Unless otherwise stated this review is not affiliated with any other website nor has the review been authorised by the copyright company or indiviudal author. As of 17th July 2017 this encompasses every review within ZXSR. If you would like this or any other review removed from this website, please contact the website administrator here.

Arcade: Solo beat-em-up
ZX Spectrum 48K
Multiple schemes (see individual downloads)

Other Links

Ciaran Brennan
Chris Bourne

Is it a bird? Is it a plane? No, it's a whole bunch of phosphor atoms aggravated into incandescence by a stream of electrons to create something that looks vaguely like a rabbit.

While other software companies are busily waving cheque books at each other for ridiculously uncovertable arcade licences, we find British Telecom surprisingly splashing out for the use of cult comic character Usagi Yojimbo. What gives? (Not Ken Dodd's accountants for starters Ed.)

Brainchild of oriental artist Stan Sakai and star of his own increasingly popular comic, Usagi Yojimbo is actually a rabbit from seventeenth century feudal Japan. Please don't worry as that's not as awful as it first sounds. You see Usagi isn't a fluffy wuffy ickle wickle sort of wabbit, he's more the throat-slitting, sword-weilding, never-chicken Samurai sort of Rabbit, who'd punch your lungs out as soon as look at you.

In fact, Usagi is just the sort of rabbit needed to go and free Lord Noriyuki, a young panda who was silly enough to got himself captured by that long-time arch enemy of good and ne'er do well, Lord Hikiji. If Noriyuki isn't liberated soon he's more than likely to end up with an open plan jugular (slashed throat to you) which would severely hamper his chances of appearing centerfold in the WWF newsletter.

So that's the plot: guide the rabbit to the panda and collect a prize, how easy peasy. Yes it would be if Hikiji hadn't alerted he many minions (pig-like things) to Usagi's intentions, or if the roads and trees weren't so casually littered with bandits. On the screen the action looks like this.
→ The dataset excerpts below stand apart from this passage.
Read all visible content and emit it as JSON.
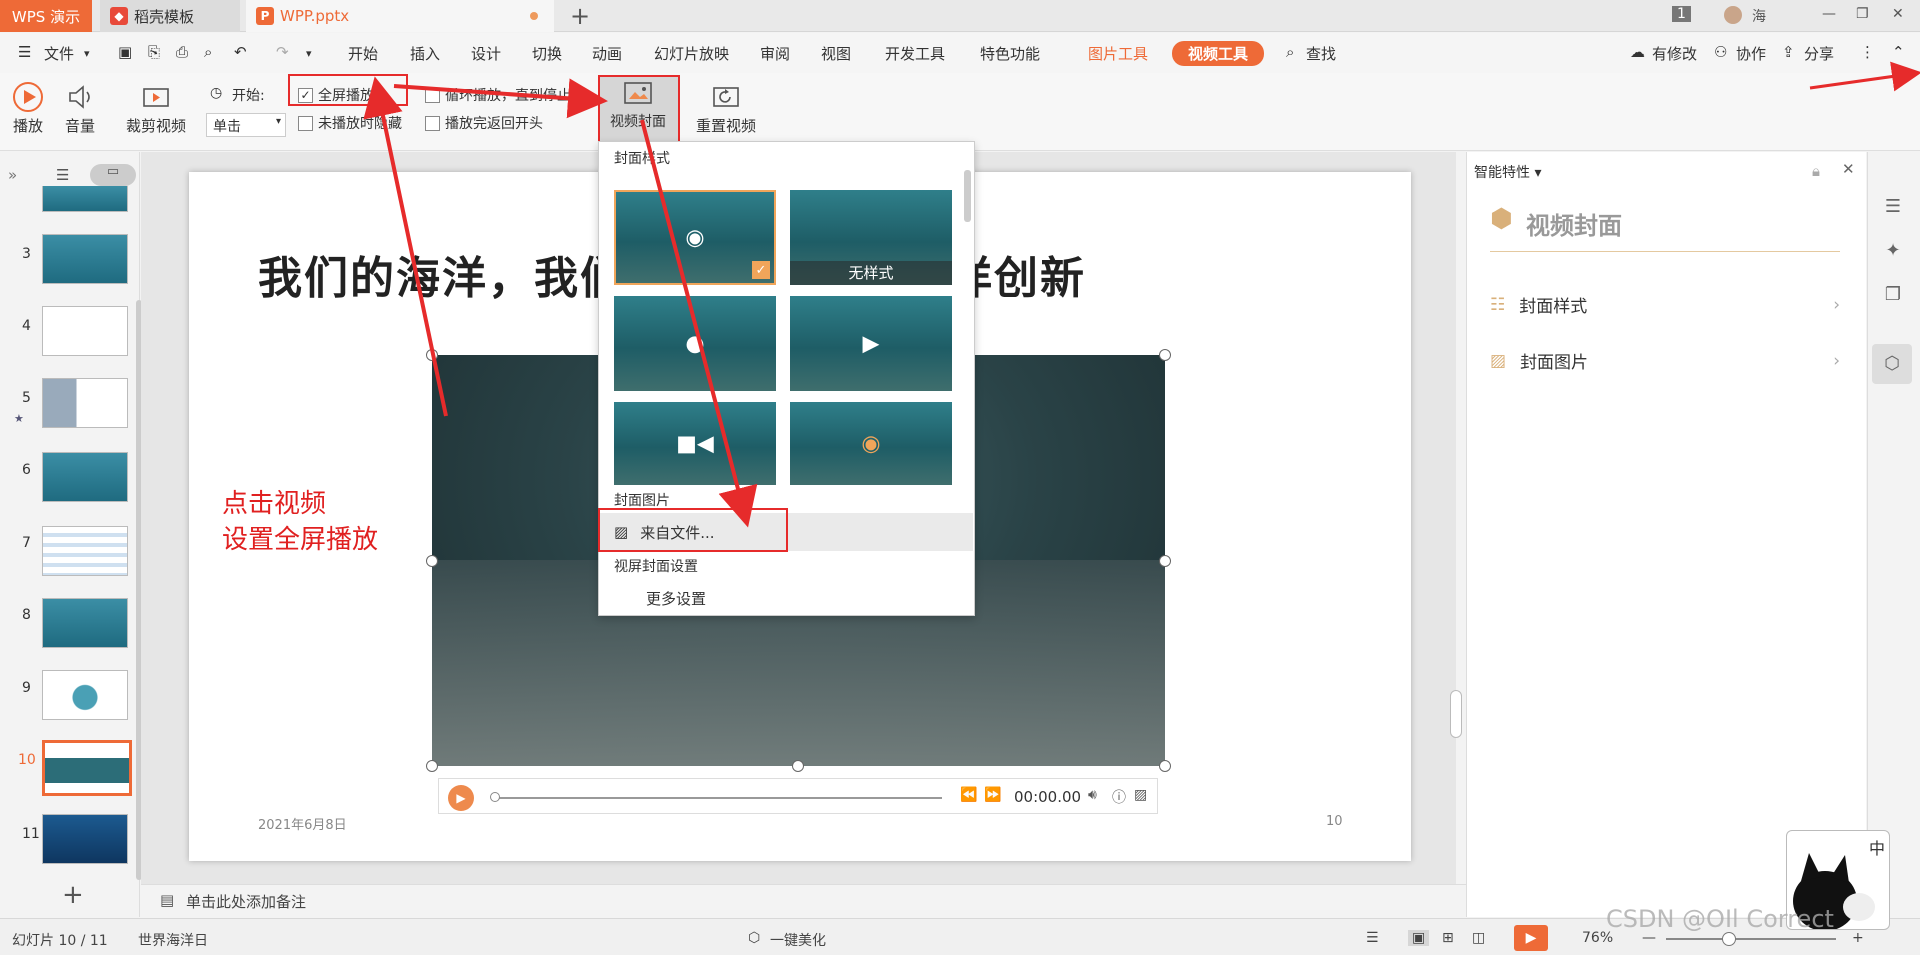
{
  "titlebar": {
    "tabs": [
      {
        "label": "WPS 演示"
      },
      {
        "label": "稻壳模板"
      },
      {
        "label": "WPP.pptx"
      }
    ],
    "new_tab": "+",
    "page_badge": "1",
    "user": "海"
  },
  "menubar": {
    "file": "文件",
    "items": [
      "开始",
      "插入",
      "设计",
      "切换",
      "动画",
      "幻灯片放映",
      "审阅",
      "视图",
      "开发工具",
      "特色功能"
    ],
    "picture_tools": "图片工具",
    "video_tools": "视频工具",
    "search": "查找",
    "has_changes": "有修改",
    "collaborate": "协作",
    "share": "分享"
  },
  "ribbon": {
    "play": "播放",
    "volume": "音量",
    "trim": "裁剪视频",
    "start_label": "开始:",
    "start_value": "单击",
    "fullscreen": "全屏播放",
    "loop": "循环播放，直到停止",
    "hide_unplayed": "未播放时隐藏",
    "rewind": "播放完返回开头",
    "cover": "视频封面",
    "reset": "重置视频"
  },
  "thumbnails": [
    {
      "num": "3"
    },
    {
      "num": "4"
    },
    {
      "num": "5"
    },
    {
      "num": "6"
    },
    {
      "num": "7"
    },
    {
      "num": "8"
    },
    {
      "num": "9"
    },
    {
      "num": "10"
    },
    {
      "num": "11"
    }
  ],
  "slide": {
    "title": "我们的海洋，我们的责任：持续海洋创新",
    "date": "2021年6月8日",
    "page": "10",
    "timecode": "00:00.00",
    "annotation_line1": "点击视频",
    "annotation_line2": "设置全屏播放"
  },
  "dropdown": {
    "section_style": "封面样式",
    "no_style": "无样式",
    "section_image": "封面图片",
    "from_file": "来自文件...",
    "section_settings": "视屏封面设置",
    "more_settings": "更多设置"
  },
  "rightpanel": {
    "header": "智能特性",
    "title": "视频封面",
    "items": [
      {
        "label": "封面样式"
      },
      {
        "label": "封面图片"
      }
    ]
  },
  "notes": {
    "placeholder": "单击此处添加备注"
  },
  "status": {
    "slide_info": "幻灯片 10 / 11",
    "theme": "世界海洋日",
    "beautify": "一键美化",
    "zoom": "76%"
  },
  "watermark": "CSDN @OIl Correct",
  "colors": {
    "accent": "#ee6a37",
    "annotation": "#e02020",
    "highlight": "#f0a55a"
  }
}
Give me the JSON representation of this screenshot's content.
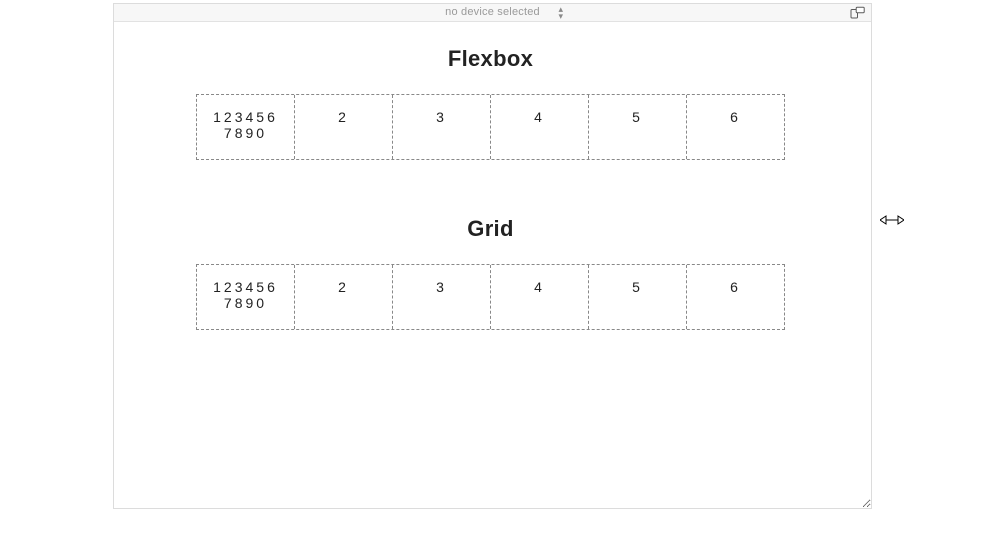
{
  "toolbar": {
    "device_label": "no device selected"
  },
  "sections": {
    "flexbox": {
      "title": "Flexbox"
    },
    "grid": {
      "title": "Grid"
    }
  },
  "cells": {
    "c1": "1234567890",
    "c2": "2",
    "c3": "3",
    "c4": "4",
    "c5": "5",
    "c6": "6"
  }
}
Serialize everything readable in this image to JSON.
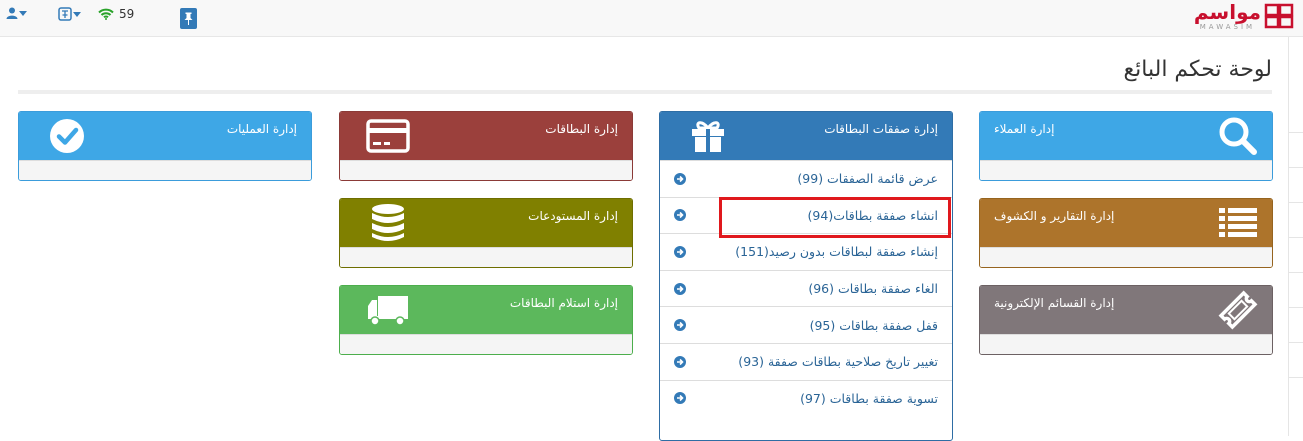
{
  "topbar": {
    "signal_count": "59"
  },
  "logo": {
    "text": "مواسم",
    "subtext": "MAWASIM"
  },
  "page": {
    "title": "لوحة تحكم البائع"
  },
  "panels": {
    "operations": {
      "title": "إدارة العمليات",
      "icon": "check-circle-icon"
    },
    "cards": {
      "title": "إدارة البطاقات",
      "icon": "credit-card-icon"
    },
    "warehouses": {
      "title": "إدارة المستودعات",
      "icon": "database-icon"
    },
    "receiving": {
      "title": "إدارة استلام البطاقات",
      "icon": "truck-icon"
    },
    "deals": {
      "title": "إدارة صفقات البطاقات",
      "icon": "gift-icon"
    },
    "customers": {
      "title": "إدارة العملاء",
      "icon": "search-icon"
    },
    "reports": {
      "title": "إدارة التقارير و الكشوف",
      "icon": "list-icon"
    },
    "coupons": {
      "title": "إدارة القسائم الإلكترونية",
      "icon": "ticket-icon"
    }
  },
  "deals_menu": {
    "items": [
      "عرض قائمة الصفقات (99)",
      "انشاء صفقة بطاقات(94)",
      "إنشاء صفقة لبطاقات بدون رصيد(151)",
      "الغاء صفقة بطاقات (96)",
      "قفل صفقة بطاقات (95)",
      "تغيير تاريخ صلاحية بطاقات صفقة (93)",
      "تسوية صفقة بطاقات (97)"
    ]
  },
  "colors": {
    "blue": "#3ea7e6",
    "red": "#9b403c",
    "olive": "#808000",
    "green": "#5cb85c",
    "navy": "#337ab7",
    "brown": "#ad742b",
    "gray": "#80777a",
    "highlight": "#e0181d"
  }
}
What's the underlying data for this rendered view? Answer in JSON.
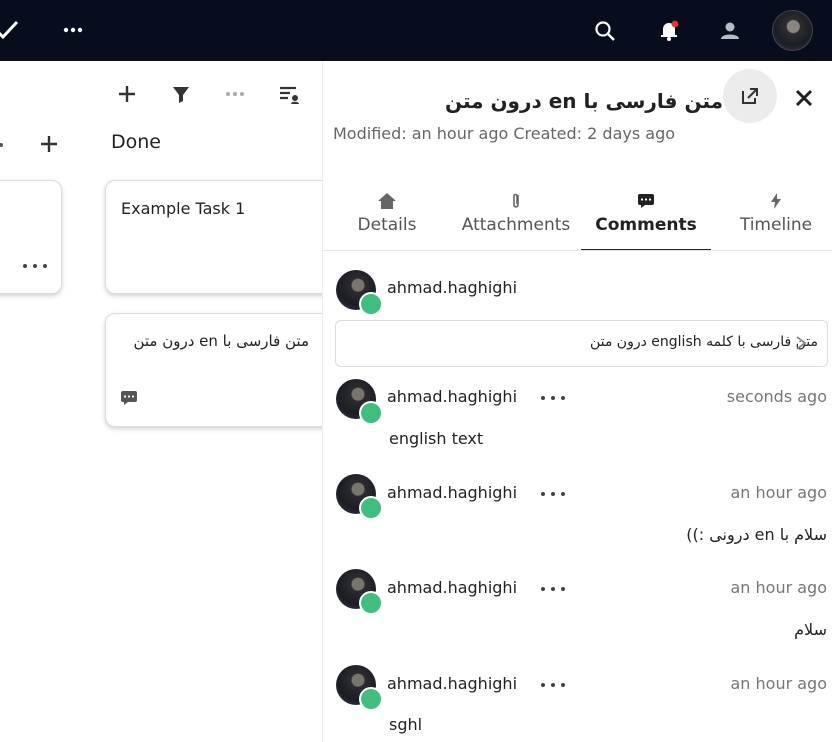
{
  "topbar": {
    "icons": [
      "check-icon",
      "more-icon",
      "search-icon",
      "notifications-icon",
      "contacts-icon",
      "avatar"
    ],
    "accent": "#e9322d"
  },
  "board": {
    "toolbar_icons": [
      "add-icon",
      "filter-icon",
      "more-icon",
      "view-options-icon"
    ],
    "list_title": "Done",
    "cards": [
      {
        "title": "Example Task 1"
      },
      {
        "title": "متن فارسی با en درون متن"
      }
    ]
  },
  "sidebar": {
    "title": "متن فارسی با en درون متن",
    "meta": "Modified: an hour ago Created: 2 days ago",
    "tabs": [
      {
        "label": "Details",
        "icon": "home-icon"
      },
      {
        "label": "Attachments",
        "icon": "paperclip-icon"
      },
      {
        "label": "Comments",
        "icon": "comment-icon"
      },
      {
        "label": "Timeline",
        "icon": "lightning-icon"
      }
    ],
    "active_tab": "Comments",
    "composer": {
      "user": "ahmad.haghighi",
      "value": "متن فارسی با کلمه english درون متن"
    },
    "comments": [
      {
        "user": "ahmad.haghighi",
        "time": "seconds ago",
        "text": "english text"
      },
      {
        "user": "ahmad.haghighi",
        "time": "an hour ago",
        "text": "سلام با en درونی :))"
      },
      {
        "user": "ahmad.haghighi",
        "time": "an hour ago",
        "text": "سلام"
      },
      {
        "user": "ahmad.haghighi",
        "time": "an hour ago",
        "text": "sghl"
      }
    ],
    "status_color": "#3fbf7f"
  }
}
A sideways scrolling window shows Usagi's movements while the rest of the screen keeps account of our hero's status. As the scenery is scrolled through, various characters, both benign and malign, get in the path of our Samurai rabbit and you should be careful how you make Usagi react to approaching these geezers.

You see there's Karma to take into consideration. Dishonourable conduct (chopping up peasants, not bowing to mates, slicing off the barman's head) attracts a lack of Karma points. A dip below zero and Usagi will be shamed into committing harikari. And since whatever side Usagi slipped out of the duvet this morning was the wrong one, at game start he has absolutely zero (0) karma. Luckily there are plenty of suffering proletariat strolling about who will pay out in the Karma department if you grease their palms with fiscal lubricant.

It's not all love and peace maaann, there's quite a bit of rough and trouble about to con-tend with, so to cope with this Firebird has supplied Mr Yojimbo with two modes of control; peaceful and aggro. The death-dealing swordplay that Usagi needs to dish out to the local miscreants can be achieved with deft joystick manipulation. Though this is somewhat tricky at first, you'll soon be skipping through the countryside lopping off heads with consummate ease. That's quite a lucrative way to pass the time as many of the attacking bandits you will encounter also carry the odd silver coin.

An energy meter keeps account of current rabbit power while just below that is a similar panel for your current assailant. Cut, thrust, dodge and parry the baddies meter to zero and he'll bother you no more. Along the way you can re-boost your bunny back to full energy by buying food at oriental service stations, what's more you can have a flutter with the local tout. Every time I tried, my silver was rapidly dispossessed, but maybe your luck will be better.

And that's it. All in all a very nice game. Though the control mode is, as said before, not an instant charmer you will get the hang of it - but just don't try and read what the accompanying leaflet has to say. Well written, informative and concise are not words that instantly sprang to mind after a quick shufty. Still well worth deflowering your wallet for.

Not so much a rabbit stew, but the steak and chips of combat games.